Sequels are a mixed bag. Sometimes the games improve over time, either incrementally or fundamentally. Other times, not so much. Thankfully, I can say the Orcs Must Die 2 has taken everyone’s favorite Orcish genocide-machine building game and kicked almost every dial and widget up to 11.
For those of you who are unfamiliar with the franchise, Orcs Must Die places players in the role of a War Mage. The last War Mage, to be precise. The order that protects our world from the blasted and overrun world of monstrous Orcs and Trolls, defending the rifts between worlds and safeguarding the magic crucial to the “happily ever after” kingdom beyond the fortress walls, has fallen on hard times. In fact, after the last game, the order was defunct. Magic had ceased after the player closed the portals and cut the worlds apart, stranding the evil enchantress (who may have done evil dances) with her newly freed subjects and no powers.
But neatly wrapped up endings are boring, so Orcs Must Die 2 brings it all back and makes it co-op. The enchantress is back! But not as a villain. Instead, she and the protagonist of the original must team up and defend the newly-formed rifts from an even greater Orcish terror. The War Mage character plays on the worst football jock dude-bro stereotypes for plenty of laughs, complete with end-zone dances at the completion of each level. The Enchantress, meanwhile, is made out to be a morally unhinged cougar. The two characters play off each other well, and the dialogue continues to be vapid and humorous. They also play well stylistically. The War Mage brings a heavier array of traps and explodey weapons and boasts a beefy health bar to offset his terrible magic skills, while the Enchantress is equipped with a wide array of tricky spells and neat gizmos that help her control the flow of battle with a large mana pool. When played with a friend, their variable strengths mesh to create the ultimate greenskin-mulching sociopathic buddy-game duo!
In my campaign of comical mass-bloodshed, I played as the War Mage to my wife’s Enchantress. We both quickly developed a stable set of tools we defaulted to, choosing an array of traps, minions, trinkets, spells, and weapons that worked best for us. The sequel’s new skull system allowed us to specialize fairly early with our favorites. In addition to upgrading the base stats of each entry, we were able to choose specializations that complemented the devious combos we favored. My wife, for instance, took an upgrade to the ceiling dart trap that sometimes charmed enemies while I grabbed an addition to the void wall that kept us swimming in potions and coins. She primarily wielded the Stone Staff, while I felt naked without my crossbow. I felt like there were enough options to make dozens of different combos work. I personally favor two rows of tar traps backed by two rows of floor scorchers repeated down long corridors, but some call me unimaginative.
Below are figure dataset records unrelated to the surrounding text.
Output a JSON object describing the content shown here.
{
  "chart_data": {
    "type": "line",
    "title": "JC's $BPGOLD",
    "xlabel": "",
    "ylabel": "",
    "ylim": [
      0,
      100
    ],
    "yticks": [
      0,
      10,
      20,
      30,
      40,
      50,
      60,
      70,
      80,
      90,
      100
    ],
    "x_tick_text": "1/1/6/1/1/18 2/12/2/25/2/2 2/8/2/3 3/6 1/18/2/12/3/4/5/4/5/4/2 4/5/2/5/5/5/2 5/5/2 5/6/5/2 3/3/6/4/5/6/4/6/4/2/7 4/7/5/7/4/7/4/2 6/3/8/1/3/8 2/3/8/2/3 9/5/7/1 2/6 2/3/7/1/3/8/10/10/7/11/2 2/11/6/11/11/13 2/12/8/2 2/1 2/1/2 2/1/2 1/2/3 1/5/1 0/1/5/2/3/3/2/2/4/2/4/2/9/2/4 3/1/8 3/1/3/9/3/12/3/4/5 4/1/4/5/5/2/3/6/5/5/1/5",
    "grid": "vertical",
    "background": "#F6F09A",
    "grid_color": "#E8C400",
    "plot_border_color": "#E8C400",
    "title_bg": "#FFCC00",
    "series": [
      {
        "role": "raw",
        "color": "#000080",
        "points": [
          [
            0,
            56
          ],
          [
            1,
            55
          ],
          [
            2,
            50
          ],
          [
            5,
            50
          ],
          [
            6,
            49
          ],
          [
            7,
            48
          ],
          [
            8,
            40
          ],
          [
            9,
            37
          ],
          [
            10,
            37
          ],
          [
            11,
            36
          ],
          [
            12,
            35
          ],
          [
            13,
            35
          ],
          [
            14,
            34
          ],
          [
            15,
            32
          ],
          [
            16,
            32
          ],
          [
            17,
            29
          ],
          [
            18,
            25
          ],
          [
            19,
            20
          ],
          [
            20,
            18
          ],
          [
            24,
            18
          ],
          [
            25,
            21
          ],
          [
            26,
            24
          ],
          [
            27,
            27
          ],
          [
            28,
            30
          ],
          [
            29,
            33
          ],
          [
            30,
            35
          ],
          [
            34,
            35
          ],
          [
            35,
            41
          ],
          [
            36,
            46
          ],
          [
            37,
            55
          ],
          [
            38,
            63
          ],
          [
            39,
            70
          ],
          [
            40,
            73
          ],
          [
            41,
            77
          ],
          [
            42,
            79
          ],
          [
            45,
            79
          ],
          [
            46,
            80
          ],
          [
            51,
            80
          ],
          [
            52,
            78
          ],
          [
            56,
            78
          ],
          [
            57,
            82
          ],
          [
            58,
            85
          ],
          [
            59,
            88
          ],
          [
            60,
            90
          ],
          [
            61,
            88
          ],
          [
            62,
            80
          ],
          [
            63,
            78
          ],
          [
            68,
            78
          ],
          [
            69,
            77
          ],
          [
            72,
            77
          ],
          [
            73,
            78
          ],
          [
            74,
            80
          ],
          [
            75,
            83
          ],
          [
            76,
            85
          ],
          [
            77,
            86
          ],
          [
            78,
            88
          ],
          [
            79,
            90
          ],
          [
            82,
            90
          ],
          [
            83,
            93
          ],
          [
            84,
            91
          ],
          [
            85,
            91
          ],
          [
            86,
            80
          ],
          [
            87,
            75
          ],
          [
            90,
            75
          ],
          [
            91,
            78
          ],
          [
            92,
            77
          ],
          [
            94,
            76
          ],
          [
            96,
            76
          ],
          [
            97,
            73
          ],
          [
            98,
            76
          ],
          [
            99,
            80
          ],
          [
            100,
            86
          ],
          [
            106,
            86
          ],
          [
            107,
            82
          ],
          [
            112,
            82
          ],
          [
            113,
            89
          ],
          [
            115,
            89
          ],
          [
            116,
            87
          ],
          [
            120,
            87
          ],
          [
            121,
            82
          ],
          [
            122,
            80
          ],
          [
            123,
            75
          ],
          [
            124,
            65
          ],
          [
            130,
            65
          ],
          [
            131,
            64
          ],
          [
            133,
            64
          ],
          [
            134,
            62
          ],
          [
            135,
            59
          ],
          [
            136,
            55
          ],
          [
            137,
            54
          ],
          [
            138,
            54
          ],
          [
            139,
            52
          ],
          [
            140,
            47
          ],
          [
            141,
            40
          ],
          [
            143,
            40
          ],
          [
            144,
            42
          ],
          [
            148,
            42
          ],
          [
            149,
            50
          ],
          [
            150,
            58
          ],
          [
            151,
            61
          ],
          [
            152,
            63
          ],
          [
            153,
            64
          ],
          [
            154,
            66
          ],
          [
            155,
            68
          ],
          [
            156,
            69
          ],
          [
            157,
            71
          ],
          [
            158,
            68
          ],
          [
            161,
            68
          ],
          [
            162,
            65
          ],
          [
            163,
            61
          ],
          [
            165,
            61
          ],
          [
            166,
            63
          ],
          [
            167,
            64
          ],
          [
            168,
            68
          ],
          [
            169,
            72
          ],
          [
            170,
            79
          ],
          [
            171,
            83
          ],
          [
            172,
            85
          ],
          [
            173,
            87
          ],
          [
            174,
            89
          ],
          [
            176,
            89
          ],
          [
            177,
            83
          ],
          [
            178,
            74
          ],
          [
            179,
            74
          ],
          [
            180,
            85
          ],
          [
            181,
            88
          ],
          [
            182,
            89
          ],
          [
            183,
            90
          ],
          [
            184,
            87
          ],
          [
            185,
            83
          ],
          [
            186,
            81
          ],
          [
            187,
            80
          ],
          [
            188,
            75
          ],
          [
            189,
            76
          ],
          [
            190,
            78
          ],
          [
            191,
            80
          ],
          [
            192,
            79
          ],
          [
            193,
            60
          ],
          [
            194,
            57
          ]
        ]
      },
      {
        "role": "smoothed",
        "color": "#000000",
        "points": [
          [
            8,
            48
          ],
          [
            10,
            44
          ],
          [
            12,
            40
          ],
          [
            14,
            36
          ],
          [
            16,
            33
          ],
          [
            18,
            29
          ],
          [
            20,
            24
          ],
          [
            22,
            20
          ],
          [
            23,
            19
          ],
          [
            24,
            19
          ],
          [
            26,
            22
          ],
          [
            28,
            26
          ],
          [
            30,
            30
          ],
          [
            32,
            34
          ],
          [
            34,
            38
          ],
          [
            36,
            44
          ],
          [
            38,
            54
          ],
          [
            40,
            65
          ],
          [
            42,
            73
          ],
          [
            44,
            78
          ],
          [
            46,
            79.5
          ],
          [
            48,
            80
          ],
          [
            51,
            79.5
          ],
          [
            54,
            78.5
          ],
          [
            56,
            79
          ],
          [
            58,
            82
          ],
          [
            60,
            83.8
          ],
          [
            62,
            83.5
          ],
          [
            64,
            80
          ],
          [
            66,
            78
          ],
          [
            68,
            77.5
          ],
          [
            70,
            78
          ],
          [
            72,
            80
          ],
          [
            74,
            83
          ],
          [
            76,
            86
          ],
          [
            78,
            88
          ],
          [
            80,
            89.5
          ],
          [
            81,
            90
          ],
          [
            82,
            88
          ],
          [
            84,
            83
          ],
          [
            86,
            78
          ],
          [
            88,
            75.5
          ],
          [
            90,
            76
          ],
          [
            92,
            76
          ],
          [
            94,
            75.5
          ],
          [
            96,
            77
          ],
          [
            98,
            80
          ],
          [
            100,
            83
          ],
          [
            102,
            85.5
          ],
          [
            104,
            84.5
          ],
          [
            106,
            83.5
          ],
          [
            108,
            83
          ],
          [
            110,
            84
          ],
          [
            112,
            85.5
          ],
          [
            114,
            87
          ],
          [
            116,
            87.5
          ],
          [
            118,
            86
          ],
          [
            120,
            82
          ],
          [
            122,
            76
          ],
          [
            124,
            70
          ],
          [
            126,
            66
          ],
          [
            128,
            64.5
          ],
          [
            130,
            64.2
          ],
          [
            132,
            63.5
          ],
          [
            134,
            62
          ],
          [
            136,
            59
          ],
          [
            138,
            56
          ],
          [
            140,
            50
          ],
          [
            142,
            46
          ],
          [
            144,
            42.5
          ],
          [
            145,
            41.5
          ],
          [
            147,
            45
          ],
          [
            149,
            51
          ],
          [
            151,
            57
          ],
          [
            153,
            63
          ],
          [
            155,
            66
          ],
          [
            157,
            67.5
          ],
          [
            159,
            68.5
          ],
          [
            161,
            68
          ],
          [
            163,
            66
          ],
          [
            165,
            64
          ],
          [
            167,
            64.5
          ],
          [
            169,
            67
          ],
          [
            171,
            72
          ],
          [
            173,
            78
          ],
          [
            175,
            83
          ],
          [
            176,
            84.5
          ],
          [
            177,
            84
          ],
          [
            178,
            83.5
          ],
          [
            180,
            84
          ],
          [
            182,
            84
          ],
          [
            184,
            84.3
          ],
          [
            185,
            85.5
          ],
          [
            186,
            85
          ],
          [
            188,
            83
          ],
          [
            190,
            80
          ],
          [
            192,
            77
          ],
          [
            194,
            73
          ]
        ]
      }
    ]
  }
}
There is literally more of everything in Orcs Must Die 2. More monsters, more traps, more upgrades, more outfits, more levels, more, more, more! And yet, none of it ever felt tacked on. While there are a couple of traps or items I would never use, I am sure there are other War Mages out there that balk at my preferred load-out. Some might prefer sprawling death-mazes where I favor compact kill-boxes. Either way, every player should find a method for brutally dismembering Orcs that satisfies without feeling compelled to take certain options.
It is hard for me to say enough good about Orcs Must Die 2. I find every element of the game satisfying. I like the graphical stylings, the exaggerated animations, the satisfying squelch of exploding kobolds, the arcade satisfaction of the combo and killing spree pop-ups, the tight control, the flow of money and progression of upgrades, everything. I am compelled to continue playing, to achieve just one more ludicrous victory dance. I am hooked. And yet, the game does have flaws. The number of skulls you can sink into each individual trap makes me wary to try a new style. I default to my proven strategy and avoid going too far out of the box. The upgrade system can be reset at any time, but spending all of my skulls again is too tedious for me to regularly shake up my style. When played solo it becomes obvious that the game was designed for two, not one. There are levels that are easily bested in co-op but require so much frantic bouncing around in solo play that I felt like I was being actively punished for trying a level before bringing my wife along.
Still, those are minor quibbles. If you are the sort of gamer who can get silly, who wants to inflict every conceivable form of death on an endless tide of humanoid grunts, please get this game. But get it with a friend. You can play alone, but it is really a two-player game. It is easily among my favorite games of the last few years, and I am sure it will be an enduring classic in my library. You will not be disappointed.
As a final addendum, I find the cartoony violence to be appropriate for my young sons. Your mileage may vary, but my two small children find the game uproariously hilarious, and insist on sitting in our laps while we mow down baddies. Watching mommy and daddy play “Morcus Die” is among their favorite things to do. That is quality family entertainment, right there!